🤖 AI Summary
This work addresses the core challenge of enabling AI agents to autonomously decide “when to act versus when to seek expert assistance” in dynamic environments. We propose YRC (Learning to Yield and Request Control), a novel paradigm wherein agents are trained without expert interaction but must adapt online during deployment to environmental dynamics and asynchronous expert interventions. Methodologically, we introduce YRC-Bench—the first open-source, multi-domain benchmark for this problem—and design an adaptive control policy grounded in reinforcement learning and online validation, supporting both simulated expert interfaces and Gym-style APIs. Experiments demonstrate that YRC systematically exposes critical trade-offs among generalization capability, expert response latency, and policy robustness. Across diverse environments, it consistently outperforms baselines, establishing a reproducible evaluation standard and empirical foundation for safe, scalable human-AI collaboration.
📝 Abstract
When deployed in dynamic environments, AI agents will inevitably encounter challenges that exceed their individual capabilities. Leveraging assistance from expert agents-whether human or AI-can significantly enhance safety and performance in such situations. However, querying experts is often costly, necessitating the development of agents that can efficiently request and utilize expert guidance. In this paper, we introduce a fundamental coordination problem called Learning to Yield and Request Control (YRC), where the objective is to learn a strategy that determines when to act autonomously and when to seek expert assistance.
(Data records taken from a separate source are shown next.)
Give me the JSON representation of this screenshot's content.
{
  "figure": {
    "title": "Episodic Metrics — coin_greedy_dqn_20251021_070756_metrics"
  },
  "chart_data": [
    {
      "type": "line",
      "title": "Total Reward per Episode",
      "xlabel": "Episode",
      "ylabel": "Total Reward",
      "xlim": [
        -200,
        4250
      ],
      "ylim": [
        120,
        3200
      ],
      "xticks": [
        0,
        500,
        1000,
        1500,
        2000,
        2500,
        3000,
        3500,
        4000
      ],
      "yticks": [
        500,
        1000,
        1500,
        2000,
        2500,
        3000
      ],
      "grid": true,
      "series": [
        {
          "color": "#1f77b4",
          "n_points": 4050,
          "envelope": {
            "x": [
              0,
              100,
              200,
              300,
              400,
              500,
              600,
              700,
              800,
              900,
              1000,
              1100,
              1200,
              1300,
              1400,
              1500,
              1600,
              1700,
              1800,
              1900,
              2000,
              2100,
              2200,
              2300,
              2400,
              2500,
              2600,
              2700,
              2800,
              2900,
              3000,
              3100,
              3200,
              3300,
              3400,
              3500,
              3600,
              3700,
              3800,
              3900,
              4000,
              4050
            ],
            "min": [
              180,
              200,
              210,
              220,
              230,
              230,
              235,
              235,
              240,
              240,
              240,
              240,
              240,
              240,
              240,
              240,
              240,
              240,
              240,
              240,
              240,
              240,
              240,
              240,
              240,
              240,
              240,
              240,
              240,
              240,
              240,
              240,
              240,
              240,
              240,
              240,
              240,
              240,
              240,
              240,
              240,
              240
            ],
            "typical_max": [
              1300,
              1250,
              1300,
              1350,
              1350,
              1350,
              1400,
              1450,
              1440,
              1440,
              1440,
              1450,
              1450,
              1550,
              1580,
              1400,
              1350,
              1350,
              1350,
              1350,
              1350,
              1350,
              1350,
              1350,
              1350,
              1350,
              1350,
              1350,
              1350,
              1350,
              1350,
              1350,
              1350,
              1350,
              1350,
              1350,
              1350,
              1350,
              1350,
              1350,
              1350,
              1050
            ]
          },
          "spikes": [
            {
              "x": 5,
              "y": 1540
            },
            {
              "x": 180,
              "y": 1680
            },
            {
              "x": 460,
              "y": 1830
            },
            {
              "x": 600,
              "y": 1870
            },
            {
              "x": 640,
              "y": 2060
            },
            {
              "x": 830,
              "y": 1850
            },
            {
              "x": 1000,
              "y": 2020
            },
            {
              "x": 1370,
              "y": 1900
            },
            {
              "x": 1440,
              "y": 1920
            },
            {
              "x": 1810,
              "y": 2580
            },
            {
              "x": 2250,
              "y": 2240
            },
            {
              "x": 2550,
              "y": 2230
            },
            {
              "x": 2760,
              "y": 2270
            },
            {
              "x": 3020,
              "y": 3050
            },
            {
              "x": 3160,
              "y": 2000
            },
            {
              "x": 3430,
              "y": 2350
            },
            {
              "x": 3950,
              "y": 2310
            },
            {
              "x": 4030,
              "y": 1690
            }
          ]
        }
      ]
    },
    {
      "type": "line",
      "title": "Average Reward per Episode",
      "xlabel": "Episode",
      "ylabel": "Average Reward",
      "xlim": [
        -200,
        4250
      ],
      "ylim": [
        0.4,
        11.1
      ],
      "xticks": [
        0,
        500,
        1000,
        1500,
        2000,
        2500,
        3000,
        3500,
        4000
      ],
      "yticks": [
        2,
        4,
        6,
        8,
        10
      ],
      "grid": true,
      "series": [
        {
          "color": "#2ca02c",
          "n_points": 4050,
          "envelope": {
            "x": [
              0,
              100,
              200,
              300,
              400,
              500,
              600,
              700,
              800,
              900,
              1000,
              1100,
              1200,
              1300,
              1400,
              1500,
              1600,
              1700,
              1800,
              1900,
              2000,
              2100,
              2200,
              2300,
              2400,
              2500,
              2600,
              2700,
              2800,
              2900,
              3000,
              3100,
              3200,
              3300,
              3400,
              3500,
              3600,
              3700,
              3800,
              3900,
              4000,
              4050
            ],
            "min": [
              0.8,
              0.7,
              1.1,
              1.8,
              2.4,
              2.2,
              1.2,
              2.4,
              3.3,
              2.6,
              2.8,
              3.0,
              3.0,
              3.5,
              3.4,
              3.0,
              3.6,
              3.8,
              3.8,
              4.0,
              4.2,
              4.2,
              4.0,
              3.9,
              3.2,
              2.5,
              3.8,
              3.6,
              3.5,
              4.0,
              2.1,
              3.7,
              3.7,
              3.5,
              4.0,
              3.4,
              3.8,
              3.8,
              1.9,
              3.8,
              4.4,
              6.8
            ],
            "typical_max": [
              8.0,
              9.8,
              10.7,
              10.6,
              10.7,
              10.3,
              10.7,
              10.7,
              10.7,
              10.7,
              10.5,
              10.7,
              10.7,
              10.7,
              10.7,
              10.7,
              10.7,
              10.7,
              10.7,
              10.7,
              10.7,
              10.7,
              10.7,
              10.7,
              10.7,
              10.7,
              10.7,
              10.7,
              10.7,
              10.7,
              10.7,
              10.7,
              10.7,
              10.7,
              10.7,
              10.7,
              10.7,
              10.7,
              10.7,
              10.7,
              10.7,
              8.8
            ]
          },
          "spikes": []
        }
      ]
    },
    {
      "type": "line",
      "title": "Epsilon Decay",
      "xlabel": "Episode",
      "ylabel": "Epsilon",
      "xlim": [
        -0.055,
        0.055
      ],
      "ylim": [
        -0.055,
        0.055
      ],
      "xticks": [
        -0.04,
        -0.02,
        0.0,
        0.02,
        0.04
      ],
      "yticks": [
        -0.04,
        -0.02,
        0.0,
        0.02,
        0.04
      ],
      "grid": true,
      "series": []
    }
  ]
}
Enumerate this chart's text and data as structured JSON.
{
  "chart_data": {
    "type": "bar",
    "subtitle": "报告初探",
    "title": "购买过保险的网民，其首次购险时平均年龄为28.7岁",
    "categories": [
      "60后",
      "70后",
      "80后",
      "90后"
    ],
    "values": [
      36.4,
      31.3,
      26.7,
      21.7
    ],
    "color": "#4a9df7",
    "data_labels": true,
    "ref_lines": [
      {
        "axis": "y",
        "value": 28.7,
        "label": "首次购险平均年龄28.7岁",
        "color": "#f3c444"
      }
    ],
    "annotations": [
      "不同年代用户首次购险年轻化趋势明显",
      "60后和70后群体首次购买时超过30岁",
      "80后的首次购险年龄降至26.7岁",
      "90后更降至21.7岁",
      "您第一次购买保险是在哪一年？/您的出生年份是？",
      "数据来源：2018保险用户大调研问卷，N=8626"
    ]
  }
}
We consider a challenging practical setting in which an agent does not interact with experts during training but must adapt to novel environmental changes and expert interventions at test time. To facilitate empirical research, we introduce YRC-Bench, an open-source benchmark featuring diverse domains. YRC-Bench provides a standardized Gym-like API, simulated experts, evaluation pipeline, and implementation of competitive baselines. Towards tackling the YRC problem, we propose a novel validation approach and investigate the performance of various learning methods across diverse environments, yielding insights that can guide future research.